Success is a lousy teacher. It seduces smart people into thinking they can’t lose.
Bill Gates
Success is a double-edged sword; it can both be the reason for motivation and complacency. For driven people, it can spur them on to aim for even greater feats. For them, success serves as a stepping stone to a better future. However, for people short on inspiration, success often becomes a roadblock. It breeds a kind of self-satisfaction that can be detrimental to one’s personal or professional growth. While some people no longer feel the need to build on their success, adopting a laid-back attitude, many others completely forget the reason that made them succeed: their hard work. It goes without saying that the latter is a more dangerous scenario, and rightly so.
After all, not only does a casual approach impede one’s progress, in a way it also sets the stage for their downfall by luring them into a hard-to-resist trap of vanity. Soon, they start crediting their success to their newfound, misplaced sense of superiority than to the hard yards they put in to get there in the first place. They stop paying attention to their shortcomings and start taking things for granted instead. They build an air of invincibility around themselves, remaining blissfully ignorant of how steep the fall can be.

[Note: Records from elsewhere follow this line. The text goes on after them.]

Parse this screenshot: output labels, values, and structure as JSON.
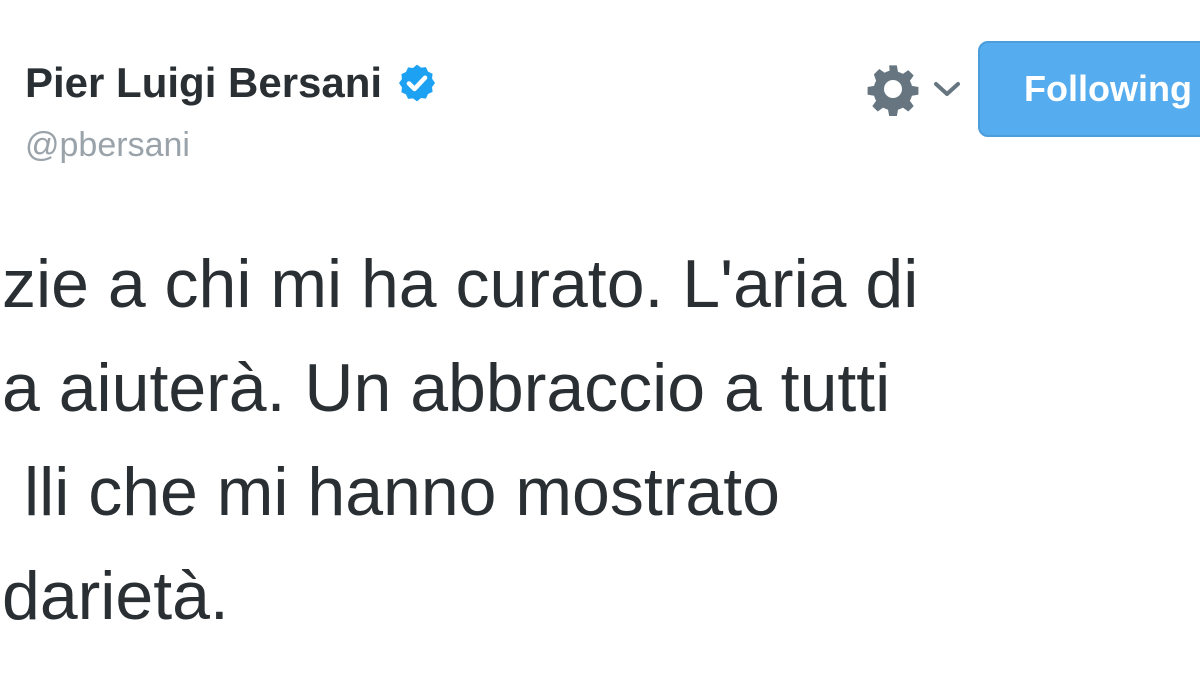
{
  "header": {
    "display_name": "Pier Luigi Bersani",
    "handle": "@pbersani",
    "follow_button_label": "Following"
  },
  "icons": {
    "verified": "verified-badge-icon",
    "settings": "gear-icon",
    "dropdown": "chevron-down-icon"
  },
  "tweet": {
    "lines": [
      "zie a chi mi ha curato. L'aria di",
      "a aiuterà. Un abbraccio a tutti",
      "lli che mi hanno mostrato",
      "darietà."
    ]
  },
  "colors": {
    "accent": "#55acee",
    "verified": "#1da1f2",
    "text": "#292f33",
    "muted": "#9aa3aa",
    "icon": "#66757f"
  }
}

But that is just how success works, and not everybody has the skill or mindset to handle it in the right way. It is for this reason that most philosophers regard failure as a better teacher than success, for the former lets the most ignorant of men know what their drawbacks are. On the other hand, success is more likely to feed one’s vanity and force them into believing that they can replicate it effortlessly. It is for this reason that celebrated American software developer and businessman, Bill Gates, had once remarked, “Success is a lousy teacher. It seduces smart people into thinking they can’t lose.”